Veniamo allora a questo fantastico bestione, anche la sua genesi è ammantato di mistero, dato che nessuno era al corrente della sua creazione fatta nel più totale silenzio, nel 1988. Due anni dopo, in occasione di una mostra antologica al Museo d’Arte Contemporanea di Grenoble, viene esposta al pubblico per la prima volta. Dopo aver toccato alcune importantissime città italiane ed europee approda dunque a Foligno in pianta stabile.

Qual è insomma il potente ma oscuro significato di questo enorme essere supino le cui spoglie di gesso e resina mirano i misteri dell’universo? Il suo autore ovviamente non ne diede mai una definizione ma possiamo provare ad intuire qualcosa analizzando gli elementi che spiccano alla nostra attenzione. Il naso enormemente lungo (che ritroviamo in molte altre opere di De Dominicis) probabilmente allude ad un epoca ancora antidiluviana, un’era lontanissima nel tempo in cui l’uomo non era ancora sapiens, in cui portava tracce visibile della sua origine naturale; come una sorta di archetipo della nostra specie così simile e distante da noi da rappresentarci ma anche da creare un senso di spaesamento sulle nostre reali origini. Su tale aspetto fa gioco anche la sproporzionata grandezza, che scaturisce un immediato senso di inferiorità e di piccolezza di fronte a qualcosa che rimarrà comunque inaccessibile nel suo reale significato.

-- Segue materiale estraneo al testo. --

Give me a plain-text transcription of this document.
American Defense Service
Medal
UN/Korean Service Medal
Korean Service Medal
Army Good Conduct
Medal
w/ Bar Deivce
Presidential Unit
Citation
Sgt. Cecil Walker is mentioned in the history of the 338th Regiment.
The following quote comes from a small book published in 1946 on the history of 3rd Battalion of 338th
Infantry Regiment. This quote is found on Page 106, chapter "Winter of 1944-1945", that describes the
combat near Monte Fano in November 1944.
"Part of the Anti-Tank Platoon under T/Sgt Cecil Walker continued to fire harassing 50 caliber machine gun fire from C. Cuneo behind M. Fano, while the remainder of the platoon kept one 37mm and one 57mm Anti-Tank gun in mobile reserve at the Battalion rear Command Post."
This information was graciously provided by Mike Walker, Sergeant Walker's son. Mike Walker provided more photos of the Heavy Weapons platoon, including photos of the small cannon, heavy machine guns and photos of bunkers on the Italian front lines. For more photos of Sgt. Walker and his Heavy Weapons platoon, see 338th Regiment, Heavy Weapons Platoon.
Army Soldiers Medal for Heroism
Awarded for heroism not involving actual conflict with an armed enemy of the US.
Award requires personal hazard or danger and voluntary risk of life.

L’alieno indecifrabile è arrivato fino a noi e convoglia con il suo magnete dorato tutte le onde dell’universo su se stesso, egli è centro di questo scambio tra cielo e terra, passato dei primordi e lontano futuro; è morto eppure riesce ancora ad essere connesso con il tutto. Qui subentra la giusta scelta del contesto in cui è stato posto, una chiesa, tempio spirituale per eccellenza della società cristiana occidentale, luogo che aumenta il carico mistico della calamita e ne aumenta le possibile letture.

Achille Bonito Oliva, uno dei massimi esperti di critica d’arte del nostro tempo, in un’intervista esaltò la figura di De Dominicis, sottolineando come egli abbia fin da subito lavorato su materiali culturali piuttosto che naturali e che i suoi temi tendessero all’universale, soprattutto quelli della ricerca di un equilibrio tra le cose e dell’immortalità contro l’entropia, il deterioramento la fine.

Allora forse ecco la risposta o almeno una delle ipotetiche risposte al quesito iniziale; forse la Calamita Cosmica è proprio questo, dare la forma a quella utopia, a quella chimera che finalmente l’immortalità vinca sulla morte, possibilità che solo la creazione artistica, con il suo bagaglio di magia e mistero, riesce a compiere.